In Table 1, {-4.2 × N (%) + 0.11}, {3.0 × N (%)}, Mnf, which are the definitions (including suitable conditions) of the present invention with respect to the component composition = Mn-1.71 × S is calculated, and Table 3 also shows the calculation result of Nf = {N-NasAlN} / N.

From Table 3, in the present invention example, both (t · YP) and (t ² · YP *) are within the scope of the present invention, and a steel plate for an aerosol can bottom having high pressure strength and excellent workability is obtained. Yes.

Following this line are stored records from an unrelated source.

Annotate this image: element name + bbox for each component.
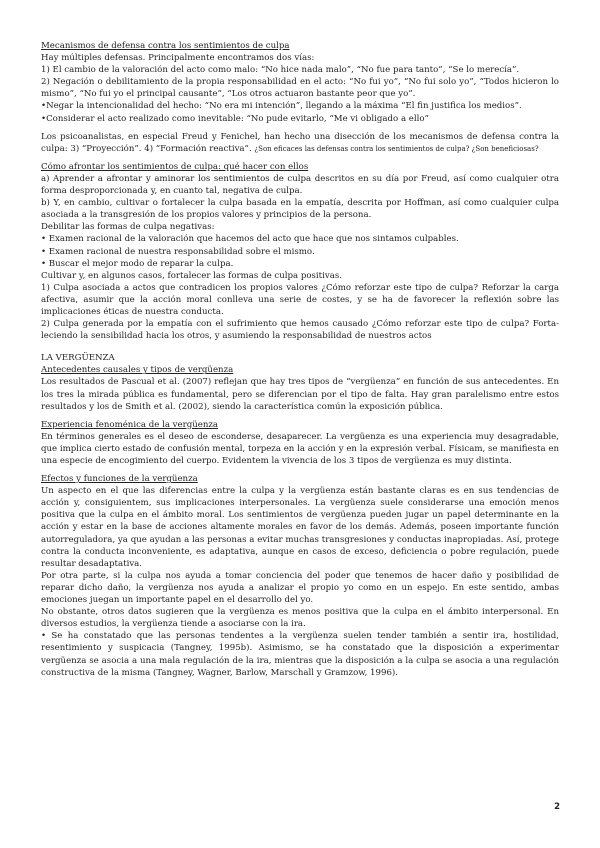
section-title-verguenza: LA VERGÜENZA (41, 353, 115, 364)
paragraph: 2) Culpa generada por la empatía con el sufrimiento que hemos causado ¿Cómo reforzar este tipo de culpa? Forta-leciendo la sensibilidad hacia los otros, y asumiendo la responsabilidad de nuestros actos (41, 319, 559, 342)
paragraph: 2) Negación o debilitamiento de la propia responsabilidad en el acto: “No fui yo”, “No fui solo yo”, “Todos hicieron lo mismo”, “No fui yo el principal causante”, “Los otros actuaron bastante peor que yo”. (41, 77, 559, 100)
paragraph: Cultivar y, en algunos casos, fortalecer las formas de culpa positivas. (41, 270, 342, 281)
bullet-item: • Examen racional de nuestra responsabilidad sobre el mismo. (41, 246, 315, 257)
paragraph: b) Y, en cambio, cultivar o fortalecer la culpa basada en la empatía, descrita por Hoffman, así como cualquier culpa asociada a la transgresión de los propios valores y principios de la persona. (41, 198, 559, 221)
paragraph: 1) El cambio de la valoración del acto como malo: “No hice nada malo”, “No fue para tanto”, “Se lo merecía”. (41, 65, 520, 76)
paragraph: Un aspecto en el que las diferencias entre la culpa y la vergüenza están bastante claras es en sus tendencias de acción y, consiguientem, sus implicaciones interpersonales. La vergüenza suele considerarse una emoción menos positiva que la culpa en el ámbito moral. Los sentimientos de vergüenza pueden jugar un papel determinante en la acción y estar en la base de acciones altamente morales en favor de los demás. Además, poseen importante función autorreguladora, ya que ayudan a las personas a evitar muchas transgresiones y conductas inapropiadas. Así, protege contra la conducta inconveniente, es adaptativa, aunque en casos de exceso, deficiencia o pobre regulación, puede resultar desadaptativa. (41, 486, 559, 569)
heading-antecedentes: Antecedentes causales y tipos de vergüenza (41, 365, 234, 376)
bullet-item: • Buscar el mejor modo de reparar la culpa. (41, 258, 234, 269)
paragraph: No obstante, otros datos sugieren que la vergüenza es menos positiva que la culpa en el ámbito interpersonal. En diversos estudios, la vergüenza tiende a asociarse con la ira. (41, 607, 559, 630)
heading-mecanismos: Mecanismos de defensa contra los sentimientos de culpa (41, 41, 290, 51)
heading-efectos: Efectos y funciones de la vergüenza (41, 474, 198, 485)
bullet-item: • Examen racional de la valoración que hacemos del acto que hace que nos sintamos culpables. (41, 234, 459, 245)
paragraph: • Se ha constatado que las personas tendentes a la vergüenza suelen tender también a sentir ira, hostilidad, resentimiento y suspicacia (Tangney, 1995b). Asimismo, se ha constatado que la disposición a experimentar vergüenza se asocia a una mala regulación de la ira, mientras que la disposición a la culpa se asocia a una regulación constructiva de la misma (Tangney, Wagner, Barlow, Marschall y Gramzow, 1996). (41, 631, 559, 678)
paragraph-psicoanalistas (41, 131, 559, 155)
paragraph: 1) Culpa asociada a actos que contradicen los propios valores ¿Cómo reforzar este tipo de culpa? Reforzar la carga afectiva, asumir que la acción moral conlleva una serie de costes, y se ha de favorecer la reflexión sobre las implicaciones éticas de nuestra conducta. (41, 282, 559, 317)
paragraph: Por otra parte, si la culpa nos ayuda a tomar conciencia del poder que tenemos de hacer daño y posibilidad de reparar dicho daño, la vergüenza nos ayuda a analizar el propio yo como en un espejo. En este sentido, ambas emociones juegan un importante papel en el desarrollo del yo. (41, 570, 559, 606)
paragraph: Debilitar las formas de culpa negativas: (41, 222, 215, 233)
psico-text: Los psicoanalistas, en especial Freud y Fenichel, han hecho una disección de los mecanismos de defensa contra la culpa: 3) “Proyección”. 4) “Formación reactiva”. (41, 131, 559, 154)
heading-afrontar: Cómo afrontar los sentimientos de culpa: qué hacer con ellos (41, 161, 309, 172)
heading-experiencia: Experiencia fenoménica de la vergüenza (41, 419, 219, 430)
psico-question: ¿Son eficaces las defensas contra los sentimientos de culpa? ¿Son beneficiosas? (254, 144, 539, 153)
paragraph: En términos generales es el deseo de esconderse, desaparecer. La vergüenza es una experiencia muy desagradable, que implica cierto estado de confusión mental, torpeza en la acción y en la expresión verbal. Físicam, se manifiesta en una especie de encogimiento del cuerpo. Evidentem la vivencia de los 3 tipos de vergüenza es muy distinta. (41, 431, 559, 466)
bullet-item: •Negar la intencionalidad del hecho: “No era mi intención”, llegando a la máxima “El fin justifica los medios”. (41, 101, 522, 112)
paragraph: Los resultados de Pascual et al. (2007) reflejan que hay tres tipos de “vergüenza” en función de sus antecedentes. En los tres la mirada pública es fundamental, pero se diferencian por el tipo de falta. Hay gran paralelismo entre estos resultados y los de Smith et al. (2002), siendo la característica común la exposición pública. (41, 377, 559, 412)
paragraph: a) Aprender a afrontar y aminorar los sentimientos de culpa descritos en su día por Freud, así como cualquier otra forma desproporcionada y, en cuanto tal, negativa de culpa. (41, 173, 559, 197)
bullet-item: •Considerar el acto realizado como inevitable: “No pude evitarlo, “Me vi obligado a ello” (41, 113, 429, 124)
page-number: 2 (554, 802, 560, 812)
paragraph: Hay múltiples defensas. Principalmente encontramos dos vías: (41, 53, 315, 64)
document-page (41, 40, 559, 679)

1 Bottom 2 Can body 3 Mounting cap 4 Spray nozzle

Claims

In mass%, C: 0.02 to 0.10%, Si: 0.01 to 0.5%, P: 0.001 to 0.100%, S: 0.001 to 0.020%, N: 0.007 to 0.025%, Al: 0.01 to {-4.2 × N (%) + 0.11}%, Mnf = Mn−1.71 × S (however, the amount of Mn in the formula) , S amount is Mn content in steel (mass%), S content (mass%)), Mnf: 0.10% or more and less than 0.30%, the balance is Fe and inevitable impurities The component composition is
The plate thickness is 0.35 mm or less,
The product of the lower yield strength (N / mm 2 ) and the plate thickness (mm) of the steel plate is 160 (N / mm) or less,
The product of the upper yield strength (N / mm 2 ) and the square of the plate thickness (mm) when the steel sheet was subjected to 10% tensile pre-strain and then subjected to room temperature aging at 25 ° C. for 10 days was 52 Steel plate for aerosol can bottom having high pressure resistance and excellent workability, characterized by being 0.0 (N) or more.
Further, by mass%, the Al is 0.01 to {-4.2 × N (%) + 0.11} and {3.0 × N (%)}%, and Nf = {N-NasAlN} / N (where N content is N content (mass%) in steel and NasAlN is N content (mass%) present as AlN), Nf: 0.65 or more The steel plate for an aerosol can bottom having high compressive strength and excellent workability according to claim 1.
In mass%, C: 0.02 to 0.10%, Si: 0.01 to 0.5%, P: 0.001 to 0.100%, S: 0.001 to 0.020%, N: 0.007 to 0.025%, Al: 0.01 to {-4.2 × N (%) + 0.11}%, Mnf = Mn−1.71 × S (however, the amount of Mn in the formula) , S amount is Mn content in steel (mass%), S content (mass%)), Mnf: 0.10% or more and less than 0.30%, the balance is Fe and inevitable impurities Steel having a composition of the following is melted to form a slab by continuous casting, and after reheating the slab to a temperature of 1150 ° C or higher, hot rolling is performed at a coiling temperature of less than 620 ° C, pickling, cold rolling Aerosol cans with high pressure strength and excellent workability characterized by recrystallization annealing and temper rolling at an elongation of less than 3% Manufacturing method of steel plate for bottom.
In the component composition, the Al is 0.01 to {-4.2 × N (%) + 0.11} and {3.0 × N (%)}%, and Nf = {N−NasAlN} / Nf (where N content is N content (mass%) in steel, NasAlN is N content (mass%) present as AlN)), Nf: 0.65 or more The manufacturing method of the steel plate for aerosol can bottoms with the high pressure strength of Claim 3, and excellent in workability.